Palestinians ride a cart past a house destroyed in January's Israeli military offensive, in the northern Gaza Strip. Image Credit: AP

Antalya: While Israel withdrew its troops and colonies from the Gaza Strip in September 2005, it has failed to convince the international community that its occupation of the tiny strip of territory has ended. Israel has vowed to stop the flotilla by any means necessary, but under what legal pretext it aims to do so is unclear.

Israel’s flags, tanks and colonists have ended their permanent presence on the strip, but Israel continues to control Gaza’s borders, airspace and territorial waters. The United Nations and the international community continue to consider the strip to be occupied by Israel, along with the West Bank and occupied Arab East Jerusalem. Why then does Israel insist that the occupation of Gaza has ended?

Canadian-Palestinian lawyer Diana Buttu, a former legal adviser to the Palestinian Liberation Organisation, said Israel “confuses” occupation with colonisation. While the colonisation of Gaza, in the form of its military and settlement presence there, ended in 2005, its occupation continues, she said.

“After it pulled out [of Gaza], the Israeli government went to the Supreme Court to get an assessment as to whether Gaza was still occupied. The court determined that Gaza was no longer occupied,” she said.

On the contrary, she said, Israel’s occupation of Gaza has intensified, as it controls every aspect of life in Gaza, including the population registry and the issuance of identity documents. Israel however is expected to face a dilemma in legally justifying any attempt to bar the Freedom Flotilla. If Gaza was indeed liberated territory, any Israeli action in its territorial waters would be considered as having taken place in the waters of another entity.

Israel, however, has a loophole. It has designated Gaza as a “hostile entity” and has reserved the right to protect itself from it. Buttu said that that is where Israel “traps itself”.

“Territory is either occupied or it’s not. There’s no shade in between. It’s like being half-pregnant,” she said.

She stressed, however, that as an occupying power, its laws hold little credibility, saying that international law, and specifically the Fourth Geneva Convention, should be the first reference. If all else fails, Israel could cite the security provisions in the Oslo Accords with the Palestinian Liberation Organisation of 1993, under which it has certain rights in a “security perimeter”.

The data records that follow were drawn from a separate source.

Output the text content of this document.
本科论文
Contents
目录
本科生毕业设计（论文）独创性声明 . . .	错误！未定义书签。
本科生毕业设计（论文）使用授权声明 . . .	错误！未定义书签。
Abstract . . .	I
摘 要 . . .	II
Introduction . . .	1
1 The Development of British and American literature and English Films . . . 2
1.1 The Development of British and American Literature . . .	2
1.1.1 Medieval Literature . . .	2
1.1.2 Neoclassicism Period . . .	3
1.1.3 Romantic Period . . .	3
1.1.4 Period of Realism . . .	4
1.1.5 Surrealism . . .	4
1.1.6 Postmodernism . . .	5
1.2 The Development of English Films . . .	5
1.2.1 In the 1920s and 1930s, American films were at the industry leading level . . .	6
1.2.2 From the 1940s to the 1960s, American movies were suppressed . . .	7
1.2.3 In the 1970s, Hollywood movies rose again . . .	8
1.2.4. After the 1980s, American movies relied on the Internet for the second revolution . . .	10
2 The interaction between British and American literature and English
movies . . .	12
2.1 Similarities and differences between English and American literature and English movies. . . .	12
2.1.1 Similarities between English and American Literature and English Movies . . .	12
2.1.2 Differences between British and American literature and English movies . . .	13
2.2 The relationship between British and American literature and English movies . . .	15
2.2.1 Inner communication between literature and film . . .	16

Buttu argued, however, that those security perimeters were clearly defined in Oslo, but violated by Israel. Not only does Israel extend its activities to further than the defined perimeter, she said, it has also extracted natural gas off Gaza’s coastline, “which belongs to Gaza”.

“The caveat under Oslo is that in 2001 Israel declared Oslo dead… So it’s not really an argument any longer. They can’t say we want to maintain the security aspects of Oslo but we’re going to keep building colonies [in the West Bank] at the same time,” she said.